What it comes down to is if we really believe that Blizzard are forced to take an extra fee to be able to implement a feature like this. If yes, then we have to ask ourselves (as some bloggers already have), what do we prefer: paying a little extra monthly fee to make sure that Blizzard can afford all of these costs, or just pay extra for them when they come, if we want them?
It's fascinating, because you can compare it to a society. Do you prefer paying a lot of tax and having society pay for stuff, or do you prefer to have low tax, and just pay a lot for stuff yourself when you need/want it? There are pros and cons with both systems. If you have high tax, there is a chance that your hard earned money goes to stuff you're uninterested in. I wouldn't be very happy if they increased the monthly fee in order to make server transfers free of cost, for example, since I don't server transfer very often. But on the other hand, the problem with having everyone pay for their own things is that not everyone can afford it.

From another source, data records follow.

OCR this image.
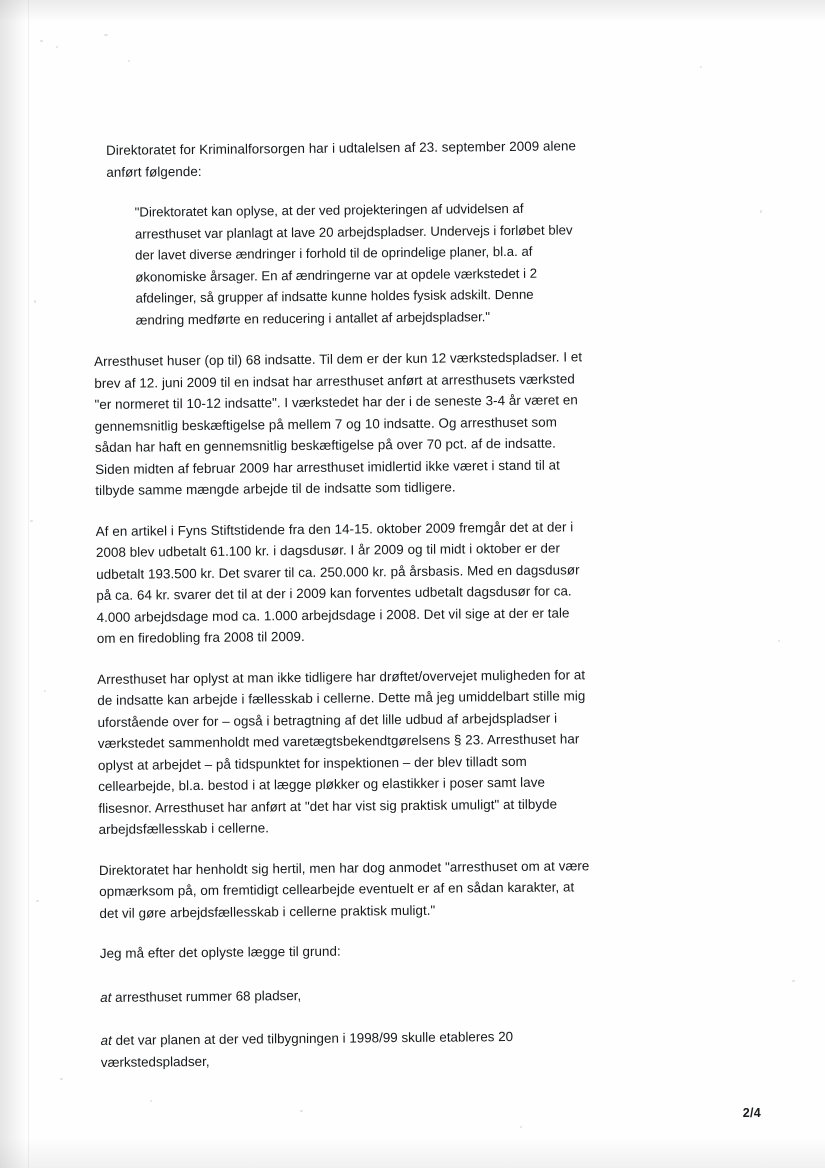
Direktoratet for Kriminalforsorgen har i udtalelsen af 23. september 2009 alene anført følgende:

"Direktoratet kan oplyse, at der ved projekteringen af udvidelsen af arresthuset var planlagt at lave 20 arbejdspladser. Undervejs i forløbet blev der lavet diverse ændringer i forhold til de oprindelige planer, bl.a. af økonomiske årsager. En af ændringerne var at opdele værkstedet i 2 afdelinger, så grupper af indsatte kunne holdes fysisk adskilt. Denne ændring medførte en reducering i antallet af arbejdspladser."

Arresthuset huser (op til) 68 indsatte. Til dem er der kun 12 værkstedspladser. I et brev af 12. juni 2009 til en indsat har arresthuset anført at arresthusets værksted "er normeret til 10-12 indsatte". I værkstedet har der i de seneste 3-4 år været en gennemsnitlig beskæftigelse på mellem 7 og 10 indsatte. Og arresthuset som sådan har haft en gennemsnitlig beskæftigelse på over 70 pct. af de indsatte. Siden midten af februar 2009 har arresthuset imidlertid ikke været i stand til at tilbyde samme mængde arbejde til de indsatte som tidligere.

Af en artikel i Fyns Stiftstidende fra den 14-15. oktober 2009 fremgår det at der i 2008 blev udbetalt 61.100 kr. i dagsdusør. I år 2009 og til midt i oktober er der udbetalt 193.500 kr. Det svarer til ca. 250.000 kr. på årsbasis. Med en dagsdusør på ca. 64 kr. svarer det til at der i 2009 kan forventes udbetalt dagsdusør for ca. 4.000 arbejdsdage mod ca. 1.000 arbejdsdage i 2008. Det vil sige at der er tale om en firedobling fra 2008 til 2009.

Arresthuset har oplyst at man ikke tidligere har drøftet/overvejet muligheden for at de indsatte kan arbejde i fællesskab i cellerne. Dette må jeg umiddelbart stille mig uforstående over for – også i betragtning af det lille udbud af arbejdspladser i værkstedet sammenholdt med varetægtsbekendtgørelsens § 23. Arresthuset har oplyst at arbejdet – på tidspunktet for inspektionen – der blev tilladt som cellearbejde, bl.a. bestod i at lægge pløkker og elastikker i poser samt lave flisesnor. Arresthuset har anført at "det har vist sig praktisk umuligt" at tilbyde arbejdsfællesskab i cellerne.

Direktoratet har henholdt sig hertil, men har dog anmodet "arresthuset om at være opmærksom på, om fremtidigt cellearbejde eventuelt er af en sådan karakter, at det vil gøre arbejdsfællesskab i cellerne praktisk muligt."

Jeg må efter det oplyste lægge til grund:

at arresthuset rummer 68 pladser,

at det var planen at der ved tilbygningen i 1998/99 skulle etableres 20 værkstedspladser,

2/4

I'm one of those people who probably wouldn't have the money to pay for many extra features in the game (I've only ever paid for two race changes over the last 5 years). I don't think it's a matter of want. It's not that I don't want the sparkle pony and therefore I don't care that it costs extra money, but want this feature, and therefore am bothered that it costs money. As I said, I don't think much about this at all, because I've actually don't have any out of server RealID friends. On the other hand, imagine what a great tool this would be if I could befriend some of you guys out there and we could do dungeons together? Or if I could finally get to play with some of my irl friends with all those off-server alts that I've got. Which, as mentioned, is what the game is all about, right? This tool won't have a major impact on the game, or my playing, but I would be lying if I said that I didn't want it and that it wouldn't be useful to me.
The problem with this, as I touched upon, is that it is opening the gates to allowing players to buy themselves advantages over other players. We're definitely not there yet, and I don't want you to believe that I think we're on the way to certain doom with this. But one has to draw the line somewhere, and Blizzard are moving that line - we don't know where it will end up. The reason you want to separate the two worlds is because no accomplishment will be worth anything, if everyone knows that you can buy yourself to it. WoW is about e-peen to a large degree, and a lot of that will disappear if you can buy yourself the fanciest gear and items. I'm not saying that has to be a bad thing, but it will definitely alter the game significantly - do we want that? At the moment, this game is based on skill, not on who has the most money to buy themselves to the top. Personally, I prefer it that way.